Indeed, a skeptical eye could turn many of these "positive" statistics on their heads. Reaching 10,000 apps faster than Google or Apple did sounds great, until you realize that MS's job was really made easier by Apple's effort, which first facilitated Google's effort--and now the public, and coder community, knows how lucrative apps could be. Twelve app downloads per month also seems good, but if you remember research from Apple's app store about how many apps people regularly use, the percentage of these 12 apps that users actually open even a second time (let alone use frequently) is likely to be tiny. Less than two days for an app certification is certainly speedier than Apple's developer teams typically encounter--but then MS's approvals team isn't getting apps submitted at a ridiculous rate of a thousand per day. And 44% of apps including a trial version is also neat--but how many users actually convert those free trials into a real purchase of the 65% of apps that come with a price tag?

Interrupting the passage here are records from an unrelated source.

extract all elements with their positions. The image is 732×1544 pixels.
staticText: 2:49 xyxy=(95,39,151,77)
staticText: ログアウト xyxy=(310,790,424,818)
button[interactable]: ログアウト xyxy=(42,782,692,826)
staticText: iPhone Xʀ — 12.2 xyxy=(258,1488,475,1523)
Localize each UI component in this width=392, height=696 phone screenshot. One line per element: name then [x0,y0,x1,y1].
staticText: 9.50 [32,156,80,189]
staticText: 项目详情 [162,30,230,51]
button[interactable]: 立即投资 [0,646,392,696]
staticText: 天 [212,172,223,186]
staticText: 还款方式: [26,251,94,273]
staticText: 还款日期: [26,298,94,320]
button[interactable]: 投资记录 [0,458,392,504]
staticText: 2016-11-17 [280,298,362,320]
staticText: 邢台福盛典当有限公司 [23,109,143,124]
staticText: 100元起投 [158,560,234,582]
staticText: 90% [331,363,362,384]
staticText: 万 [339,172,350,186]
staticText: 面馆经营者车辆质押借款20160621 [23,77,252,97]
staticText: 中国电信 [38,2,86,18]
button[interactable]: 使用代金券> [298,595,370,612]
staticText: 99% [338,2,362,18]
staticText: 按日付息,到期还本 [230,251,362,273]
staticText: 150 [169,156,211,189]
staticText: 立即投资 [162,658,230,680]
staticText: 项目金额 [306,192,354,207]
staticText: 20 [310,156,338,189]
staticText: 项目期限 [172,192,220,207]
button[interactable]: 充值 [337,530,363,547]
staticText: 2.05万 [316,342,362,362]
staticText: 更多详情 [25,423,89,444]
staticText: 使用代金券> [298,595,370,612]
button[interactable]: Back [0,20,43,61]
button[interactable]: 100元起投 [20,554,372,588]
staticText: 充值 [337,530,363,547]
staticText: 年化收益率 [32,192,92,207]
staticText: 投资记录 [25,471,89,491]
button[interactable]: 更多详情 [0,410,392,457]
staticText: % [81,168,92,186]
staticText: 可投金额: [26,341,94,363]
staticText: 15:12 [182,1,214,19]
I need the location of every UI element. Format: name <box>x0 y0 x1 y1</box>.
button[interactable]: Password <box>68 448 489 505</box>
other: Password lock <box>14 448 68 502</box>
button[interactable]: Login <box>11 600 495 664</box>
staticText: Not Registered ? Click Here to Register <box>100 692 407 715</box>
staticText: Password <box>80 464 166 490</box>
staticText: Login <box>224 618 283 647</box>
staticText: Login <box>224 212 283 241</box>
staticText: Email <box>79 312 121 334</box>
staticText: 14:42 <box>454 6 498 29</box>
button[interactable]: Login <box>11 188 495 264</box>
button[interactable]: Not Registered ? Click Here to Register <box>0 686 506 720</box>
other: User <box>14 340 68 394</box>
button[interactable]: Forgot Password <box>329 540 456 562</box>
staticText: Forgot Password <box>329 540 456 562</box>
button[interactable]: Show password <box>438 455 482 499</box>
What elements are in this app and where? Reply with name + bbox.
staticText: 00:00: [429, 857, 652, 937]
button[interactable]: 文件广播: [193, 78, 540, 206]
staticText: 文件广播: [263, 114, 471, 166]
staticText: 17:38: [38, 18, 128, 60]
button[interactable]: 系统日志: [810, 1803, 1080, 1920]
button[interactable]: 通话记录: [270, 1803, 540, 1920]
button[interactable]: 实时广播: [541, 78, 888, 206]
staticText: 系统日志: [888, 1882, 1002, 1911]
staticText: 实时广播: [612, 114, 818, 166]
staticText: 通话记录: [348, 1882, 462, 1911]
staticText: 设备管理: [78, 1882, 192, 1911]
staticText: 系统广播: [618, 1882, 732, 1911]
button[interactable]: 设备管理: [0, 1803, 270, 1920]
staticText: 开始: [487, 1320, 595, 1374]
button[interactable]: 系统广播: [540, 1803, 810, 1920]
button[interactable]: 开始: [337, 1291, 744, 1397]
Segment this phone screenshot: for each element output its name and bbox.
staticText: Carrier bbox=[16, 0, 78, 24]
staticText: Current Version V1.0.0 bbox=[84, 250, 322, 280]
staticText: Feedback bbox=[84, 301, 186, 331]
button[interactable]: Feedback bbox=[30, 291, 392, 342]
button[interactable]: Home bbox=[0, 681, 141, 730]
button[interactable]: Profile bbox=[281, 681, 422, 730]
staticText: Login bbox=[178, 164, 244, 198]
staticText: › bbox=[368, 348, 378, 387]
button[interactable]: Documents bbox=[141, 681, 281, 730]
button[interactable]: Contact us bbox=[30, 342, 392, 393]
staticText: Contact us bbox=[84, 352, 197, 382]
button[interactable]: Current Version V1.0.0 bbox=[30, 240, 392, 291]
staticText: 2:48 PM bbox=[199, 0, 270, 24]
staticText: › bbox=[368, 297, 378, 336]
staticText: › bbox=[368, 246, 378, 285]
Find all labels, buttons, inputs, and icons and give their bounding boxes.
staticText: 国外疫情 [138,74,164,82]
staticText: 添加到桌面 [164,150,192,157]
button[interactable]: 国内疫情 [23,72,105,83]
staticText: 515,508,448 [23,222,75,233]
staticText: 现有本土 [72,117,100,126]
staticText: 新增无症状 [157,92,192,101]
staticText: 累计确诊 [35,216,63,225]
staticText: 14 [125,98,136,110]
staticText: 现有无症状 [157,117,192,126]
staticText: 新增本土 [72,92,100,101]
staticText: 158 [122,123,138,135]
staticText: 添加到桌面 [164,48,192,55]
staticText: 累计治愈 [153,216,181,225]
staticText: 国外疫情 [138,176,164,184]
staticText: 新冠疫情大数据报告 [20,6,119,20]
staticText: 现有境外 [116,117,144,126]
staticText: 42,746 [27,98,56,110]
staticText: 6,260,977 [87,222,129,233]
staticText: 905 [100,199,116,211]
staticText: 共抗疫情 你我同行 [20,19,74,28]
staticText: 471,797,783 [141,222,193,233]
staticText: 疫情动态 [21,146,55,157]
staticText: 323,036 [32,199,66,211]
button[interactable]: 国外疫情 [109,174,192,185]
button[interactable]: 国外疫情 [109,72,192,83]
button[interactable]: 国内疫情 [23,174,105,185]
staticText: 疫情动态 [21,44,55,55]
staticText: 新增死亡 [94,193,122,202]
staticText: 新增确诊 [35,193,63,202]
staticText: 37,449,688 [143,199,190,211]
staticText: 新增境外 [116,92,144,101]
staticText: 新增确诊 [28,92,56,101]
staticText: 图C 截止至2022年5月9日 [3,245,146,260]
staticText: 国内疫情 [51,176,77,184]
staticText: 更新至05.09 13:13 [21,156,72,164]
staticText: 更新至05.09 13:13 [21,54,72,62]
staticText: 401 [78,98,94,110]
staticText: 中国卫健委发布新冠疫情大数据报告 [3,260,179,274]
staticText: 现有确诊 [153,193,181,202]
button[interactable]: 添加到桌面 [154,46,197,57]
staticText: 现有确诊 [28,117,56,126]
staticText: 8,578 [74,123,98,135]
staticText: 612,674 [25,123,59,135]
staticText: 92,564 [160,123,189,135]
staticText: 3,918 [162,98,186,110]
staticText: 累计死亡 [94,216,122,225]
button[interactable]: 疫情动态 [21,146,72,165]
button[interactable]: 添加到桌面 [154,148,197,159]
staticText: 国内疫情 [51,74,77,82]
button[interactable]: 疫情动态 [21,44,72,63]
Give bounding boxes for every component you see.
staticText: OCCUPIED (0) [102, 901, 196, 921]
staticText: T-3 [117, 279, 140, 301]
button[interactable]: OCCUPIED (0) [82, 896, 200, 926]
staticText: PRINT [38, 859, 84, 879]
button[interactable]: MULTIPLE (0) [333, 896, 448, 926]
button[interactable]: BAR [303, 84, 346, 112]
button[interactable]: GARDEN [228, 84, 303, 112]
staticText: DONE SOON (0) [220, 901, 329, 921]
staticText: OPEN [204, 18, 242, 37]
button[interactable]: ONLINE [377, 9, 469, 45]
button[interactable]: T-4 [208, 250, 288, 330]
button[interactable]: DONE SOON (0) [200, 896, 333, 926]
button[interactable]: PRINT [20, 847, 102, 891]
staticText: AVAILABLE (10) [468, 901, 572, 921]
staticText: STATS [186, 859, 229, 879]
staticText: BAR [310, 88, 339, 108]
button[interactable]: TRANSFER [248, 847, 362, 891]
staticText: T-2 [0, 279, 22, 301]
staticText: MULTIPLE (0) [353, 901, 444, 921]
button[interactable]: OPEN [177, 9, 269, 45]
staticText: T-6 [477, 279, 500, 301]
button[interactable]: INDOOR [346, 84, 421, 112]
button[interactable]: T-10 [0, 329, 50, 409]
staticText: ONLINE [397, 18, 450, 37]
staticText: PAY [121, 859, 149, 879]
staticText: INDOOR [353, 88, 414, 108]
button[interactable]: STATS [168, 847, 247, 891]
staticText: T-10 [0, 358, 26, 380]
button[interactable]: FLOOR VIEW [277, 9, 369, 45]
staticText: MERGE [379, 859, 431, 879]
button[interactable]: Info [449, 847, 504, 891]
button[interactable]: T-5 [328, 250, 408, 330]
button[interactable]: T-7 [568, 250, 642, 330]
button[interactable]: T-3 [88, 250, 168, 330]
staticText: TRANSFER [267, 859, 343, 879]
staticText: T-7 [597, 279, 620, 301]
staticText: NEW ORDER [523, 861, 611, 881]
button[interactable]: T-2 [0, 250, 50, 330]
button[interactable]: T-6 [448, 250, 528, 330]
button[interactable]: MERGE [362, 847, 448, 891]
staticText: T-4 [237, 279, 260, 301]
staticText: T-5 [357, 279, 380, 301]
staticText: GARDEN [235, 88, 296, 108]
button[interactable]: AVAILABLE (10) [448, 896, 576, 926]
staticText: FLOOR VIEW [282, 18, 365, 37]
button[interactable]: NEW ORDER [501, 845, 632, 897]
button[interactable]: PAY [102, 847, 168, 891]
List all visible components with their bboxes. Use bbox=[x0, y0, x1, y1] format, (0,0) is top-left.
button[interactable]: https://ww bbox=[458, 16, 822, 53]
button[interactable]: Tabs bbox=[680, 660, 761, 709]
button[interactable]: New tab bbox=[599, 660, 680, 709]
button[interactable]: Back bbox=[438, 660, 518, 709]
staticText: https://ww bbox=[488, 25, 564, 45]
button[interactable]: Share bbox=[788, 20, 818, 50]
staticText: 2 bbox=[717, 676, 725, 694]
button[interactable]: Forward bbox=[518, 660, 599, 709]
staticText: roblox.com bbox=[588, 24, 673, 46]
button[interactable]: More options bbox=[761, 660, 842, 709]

The most interesting number of all, the one that many people would like to see, is hard data on exactly how many consumers have bought a Windows Phone 7 device. That figure would tell us how many apps have actually been downloaded, and thus (with a guess about pricing), how much money they've made for Microsoft. It would also tell us whether the phones have been a success in the smartphone marketplace, although indirectly we hear they're not.
Microsoft is, according to high-profile research published this week, likely to capture around 20% of the smartphone market inside five years--even challenging Apple's projected market share. And slightly ailing global phone giant Nokia has now propped much of its future on MS's code. So these kind of statistics are vital for predicting how the smartphone future may play out.